Run the command to start the prefect workflow orchestration:

`prefect server start # Start prefect engine and UI i.e. http://localhost:4200/`

The prefect orchestration platform is required to start the scheduling, from the prefect ui, you can run and monitor the data flows.
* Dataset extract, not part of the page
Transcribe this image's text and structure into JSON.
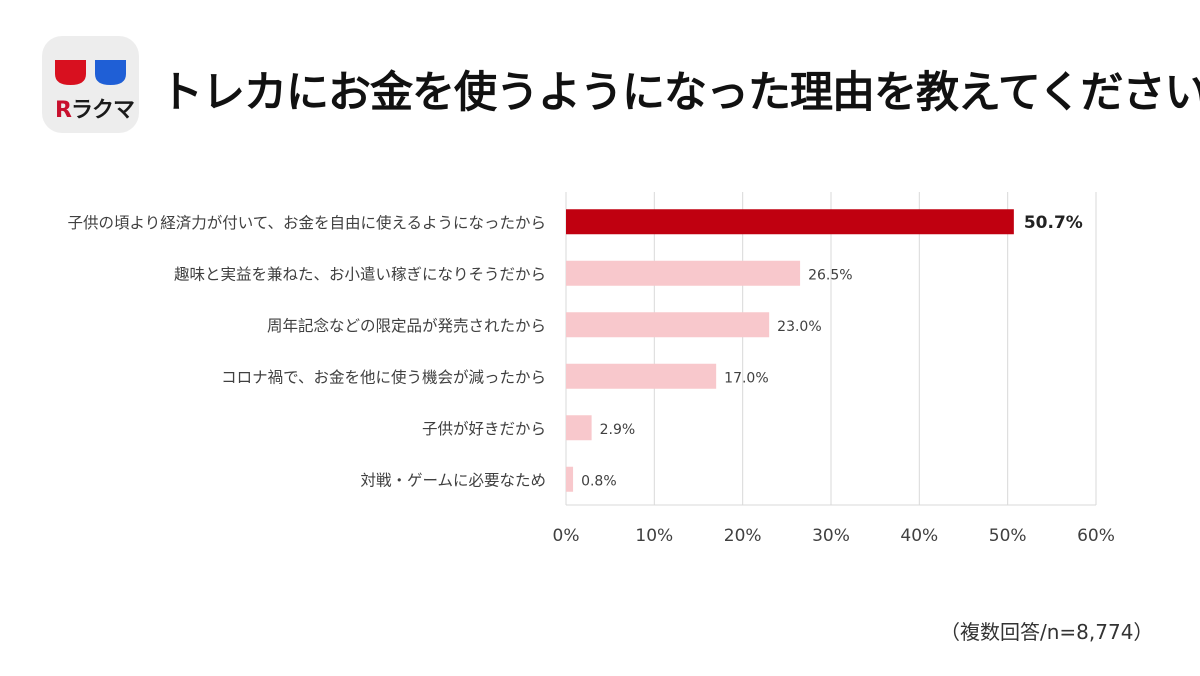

Run the command to start the data app.

`python src/flows.py # Start backend`

`streamlit run app/dashboard.py # Start frontend i.e. http://localhost:8501/`

## ETL Flow

ETL flow data tasks:

+ `Source`: **extracts** NOAA GOES-R GLM file datasets from AWS s3 bucket, default is GOES-18.
+ `Transformations`: **transforms** dataset into time series csv.
+ `Sink`: **loads** dataset to persistant storage.

#### Data Ingestion

Ingests the data needed based on specified time window: start and end dates.

##### Data Processes

+ `extract`: downloads NOAA GOES-R GLM netCDF4 files from AWS s3 bucket.
+ `transform`: converts GLM netCDF into time and geo series CSVs.
+ `load`: loads CSVs to a local backend, persistant SQLite with Spatialite extension.

## Clustering Flow

#### Cluster Analysis

Performs grouping of the ingested data by implementing K-Means clustering algorithm.

##### Data Tasks

+ `preprocessor`: prepares the data for cluster model, clean and normalize the data.
+ `kmeans_cluster`: fits the data to an implementation of k-means cluster algorithm.
+ `silhouette_evaluator`: evaluates the choice of 'k' clusters by calculating the silhouette coefficient for each k in defined range.
+ `elbow_evaluator`: evaluates the choice of 'k' clusters by calculating the sum of the squared distance for each k in defined range.

## Dashboard Map

|An example dashboard of flash event data points
|:--:|
|Lightning containers dashboard|

## Testing

Use the following command to run tests:

`pytest`

## CI/CD

This project uses GitHub Actions for CI/CD. The workflow is defined in the `.github/workflows/docker-image.yml` file. This includes:

- Automated testing on pull requests
- Data quality checks on scheduled intervals
- Deployment of updated ml models and Spark jobs to production

## Contributing

Please read [CONTRIBUTING.md](CONTRIBUTING.md) for details on our contributing guidelines and the process for submitting pull requests.

## License

This project is licensed under the Apache 2.0 License - see the [Apache 2.0 License](LICENSE) file for details.

## Acknowledgements

This work would not have been possible without amazing open source software and datasets, including but not limited to:

+ [GLM Dataset from NOAA NESDIS](https://www.star.nesdis.noaa.gov/goesr/documents/ATBDs/Baseline/ATBD_GOES-R_GLM_v3.0_Jul2012.pdf)
+ [Prefect from PrefectHQ](https://docs.prefect.io/api-ref/prefect/)
+ [Streamlit](https://docs.streamlit.io/)
+ Built on the codebase of [Lightning Streams](https://github.com/BayoAdejare/lightning-streams).

Thank you to the authors of these software and datasets for making them available to the community!